Жасмин Фицджеральд встает с могилы и отряхивает землю с рук.
– Аккуратней, Майлз. – Она едва заметно улыбается. – Не советую меня злить.
Он смотрит ей в глаза.
– Рад, что до сих пор способен на это.
– Туше.
За влажными ресницами, за струйками воды, бегущими по ее лицу, все еще горит какой-то огонек.
– Ну так чем теперь займетесь? – снова спрашивает он.
Фицджеральд обводит взглядом дождливое кладбище.
– Всем. Проведу уборку. Заполню пробелы. Перепишу постоянную Планка, пусть в ней будет какой-то смысл. – Она улыбается доктору. – Но прямо сейчас я просто пойду куда-нибудь и немножко поразмышляю. – Она сходит с могильного холмика. – Спасибо, что не выдали меня. Это ничего бы не изменило, но само намерение ценю. Я этого не забуду.
И она направляется прочь.
– Жас, – окликает ее Майлз.
Не оглядываясь, Фицджеральд качает головой.
– Забудьте, Майлз. Мне чудес не блюдечке никто не подносил. – Потом она все-таки останавливается и на миг поворачивает голову – Кроме того, вы не готовы.

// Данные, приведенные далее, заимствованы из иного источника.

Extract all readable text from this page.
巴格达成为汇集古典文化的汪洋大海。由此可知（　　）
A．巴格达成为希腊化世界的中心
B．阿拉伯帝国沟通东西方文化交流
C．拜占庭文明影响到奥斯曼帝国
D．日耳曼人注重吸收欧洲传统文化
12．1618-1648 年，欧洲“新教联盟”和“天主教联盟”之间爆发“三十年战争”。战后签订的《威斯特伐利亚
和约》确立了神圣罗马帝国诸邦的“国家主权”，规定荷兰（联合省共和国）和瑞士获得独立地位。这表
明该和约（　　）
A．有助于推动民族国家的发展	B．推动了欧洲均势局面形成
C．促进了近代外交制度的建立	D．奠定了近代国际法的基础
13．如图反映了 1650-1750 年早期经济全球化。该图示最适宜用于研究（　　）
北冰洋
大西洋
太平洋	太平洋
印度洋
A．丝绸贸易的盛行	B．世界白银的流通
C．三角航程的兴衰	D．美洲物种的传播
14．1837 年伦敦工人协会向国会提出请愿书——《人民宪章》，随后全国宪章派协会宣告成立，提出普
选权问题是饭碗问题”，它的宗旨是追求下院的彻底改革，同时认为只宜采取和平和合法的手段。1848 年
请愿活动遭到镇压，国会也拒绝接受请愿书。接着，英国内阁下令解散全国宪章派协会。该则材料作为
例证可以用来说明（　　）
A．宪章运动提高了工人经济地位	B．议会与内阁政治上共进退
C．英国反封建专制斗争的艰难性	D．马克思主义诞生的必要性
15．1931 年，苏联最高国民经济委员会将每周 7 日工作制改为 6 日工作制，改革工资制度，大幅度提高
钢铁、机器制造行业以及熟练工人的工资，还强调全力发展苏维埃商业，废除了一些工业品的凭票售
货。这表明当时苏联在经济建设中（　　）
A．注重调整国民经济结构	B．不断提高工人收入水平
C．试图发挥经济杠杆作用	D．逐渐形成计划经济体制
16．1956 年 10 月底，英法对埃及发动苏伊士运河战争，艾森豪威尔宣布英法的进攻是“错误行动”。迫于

Решите, что я вас загипнотизировала, и все.
«Ее надо остановить, – говорит себе Томас. – Она опасна. Безумна. Меня могут привлечь за пособничество и соучастие. Я должен ее остановить.
Если смогу».
Она оставляет его под дождем с воспоминанием о той светлой, невинной улыбке. Доктор почти уверен, что ничего особенного сразу вслед за этим не ощущает. Хотя, возможно, и ощущает. Возможно, это похоже на рябь, расходящуюся по некой стоялой глади. Едва уловимое изменение в рисунке электронов. Крошечный сдвиг в природе вещей.
Проведу уборку. Заполню пробелы.
Майлз Томас не знает в точности, что она имела в виду. Но боится, что скоро – слишком, слишком скоро – никакого подвоха уже не будет.